Entonces Jehov á dijo a Gedeón: Con estos trescientos hombres que lamieron el agua os salvaré, y entregaré a los madianitas en tus manos; y váyase toda la demás gente cada uno a su lugar. Jueces 7:7

Después de la derrota de los madianitas, las noticias de que el Dios de Israel había peleado nuevamente por su pueblo se esparcieron rápidamente a toda la comarca. No hay palabras que puedan describir el terror de las naciones circundantes cuando se enteraron de cuáles habían sido los sencillos medios que habían prevalecido contra todo el poderío y la destreza de un pueblo arries­gado y belicoso.
Doquiera se esparcían las noticias, todos sentían que la victoria debía adju­dicarse únicamente a Dios. Así fue glorificado el nombre de Dios, la fe de Israel fue fortalecida y sus enemigos fueron llevados a la vergüenza y la confusión.
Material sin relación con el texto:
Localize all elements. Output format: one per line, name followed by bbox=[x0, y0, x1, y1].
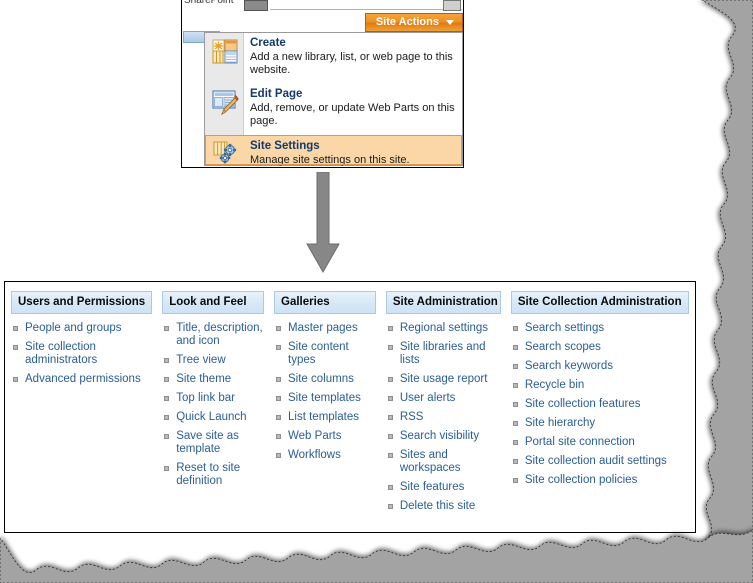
list-item[interactable]: Master pages bbox=[274, 322, 376, 335]
list-item[interactable]: People and groups bbox=[11, 322, 152, 335]
link-delete-this-site[interactable]: Delete this site bbox=[400, 500, 475, 512]
bullet-square-icon bbox=[388, 396, 393, 401]
link-list-galleries: Master pages Site content types Site col… bbox=[274, 322, 376, 462]
link-search-scopes[interactable]: Search scopes bbox=[525, 341, 601, 353]
page-pencil-icon bbox=[205, 84, 244, 135]
arrow-down-icon bbox=[305, 172, 341, 274]
list-item[interactable]: Search scopes bbox=[511, 341, 689, 354]
menu-item-site-settings-description: Manage site settings on this site. bbox=[250, 154, 410, 167]
menu-item-site-settings-text: Site Settings Manage site settings on th… bbox=[244, 136, 416, 167]
link-recycle-bin[interactable]: Recycle bin bbox=[525, 379, 584, 391]
browser-address-line bbox=[270, 9, 462, 10]
bullet-square-icon bbox=[388, 415, 393, 420]
menu-item-create-text: Create Add a new library, list, or web p… bbox=[244, 33, 462, 77]
menu-item-edit-page[interactable]: Edit Page Add, remove, or update Web Par… bbox=[205, 84, 462, 135]
bullet-square-icon bbox=[513, 459, 518, 464]
bullet-square-icon bbox=[276, 396, 281, 401]
list-item[interactable]: Web Parts bbox=[274, 430, 376, 443]
list-item[interactable]: Search settings bbox=[511, 322, 689, 335]
bullet-square-icon bbox=[164, 396, 169, 401]
link-web-parts[interactable]: Web Parts bbox=[288, 430, 341, 442]
list-item[interactable]: Search keywords bbox=[511, 360, 689, 373]
list-item[interactable]: Sites and workspaces bbox=[386, 449, 501, 475]
link-site-columns[interactable]: Site columns bbox=[288, 373, 354, 385]
site-actions-screenshot-mock: SharePoint Site Actions bbox=[181, 0, 464, 168]
bullet-square-icon bbox=[513, 421, 518, 426]
bullet-square-icon bbox=[388, 504, 393, 509]
settings-columns: Users and Permissions People and groups … bbox=[5, 282, 695, 519]
create-list-icon bbox=[205, 33, 244, 84]
list-item[interactable]: Site hierarchy bbox=[511, 417, 689, 430]
link-list-users-and-permissions: People and groups Site collection admini… bbox=[11, 322, 152, 386]
link-reset-to-site-definition[interactable]: Reset to site definition bbox=[176, 462, 240, 487]
column-header-galleries: Galleries bbox=[274, 291, 376, 314]
list-item[interactable]: Site theme bbox=[162, 373, 264, 386]
list-item[interactable]: Tree view bbox=[162, 354, 264, 367]
browser-corner-block bbox=[443, 0, 461, 11]
link-advanced-permissions[interactable]: Advanced permissions bbox=[25, 373, 141, 385]
column-header-look-and-feel: Look and Feel bbox=[162, 291, 264, 314]
bullet-square-icon bbox=[164, 466, 169, 471]
list-item[interactable]: Search visibility bbox=[386, 430, 501, 443]
bullet-square-icon bbox=[164, 358, 169, 363]
bullet-square-icon bbox=[388, 453, 393, 458]
link-search-visibility[interactable]: Search visibility bbox=[400, 430, 479, 442]
bullet-square-icon bbox=[276, 434, 281, 439]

No es seguro para el pueblo de Dios adoptar las máximas y las costumbres de los impíos. Los principios y los modos de trabajo divinos son muy diferentes de los del mundo. La historia de las naciones no presenta victorias tales como la conquista de Jericó o la derrota de los madianitas. Ningún general de ejército pagano había dirigido las batallas como lo hicieron Josué y Gedeón. Estas victo­rias enseñan la gran lección de que el único fundamento seguro para la victoria es la ayuda de Dios aunada al esfuerzo humano. Quienes confían en su propia sabiduría y sus propias destrezas, seguramente serán chasqueados. El único cur­so seguro, en todos los planes y los propósitos de la vida, es preservar la sencillez de la fe. Una confianza humilde en Dios y la obediencia fiel a su voluntad son tan esenciales para el cristiano, al entablar una guerra espiritual, como lo fueron para Gedeón y sus valientes compañeros cuando peleaban las batallas del Señor.
Los mandatos de Dios se deben obedecer implícitamente, sin tomar en cuenta la opinión del mundo. Quienes ocupan cargos de responsabilidad entre sus congéneres no debieran descuidar esta lección... Todos debieran valorar fer­vientemente cada privilegio religioso e inquirir de Dios cada día, para aprender su voluntad. Debieran estudiar diligentemente la vida y las palabras de Cristo y obedecer alegremente sus instrucciones. Los que se vistan de esta manera de la armadura de justicia, no tienen que temer a los enemigos de Dios. Pueden estar seguros de la presencia y la protección del Capitán del ejército del Señor...

El Señor está dispuesto a darle a su pueblo una experiencia preciosa... De­sea enseñarles a someter su criterio y su voluntad implícitamente a él. Verán y sabrán que de sí mismos no pueden hacer nada; que Dios es el todo en todo —Signs of the Times, 21 de julio de 1881.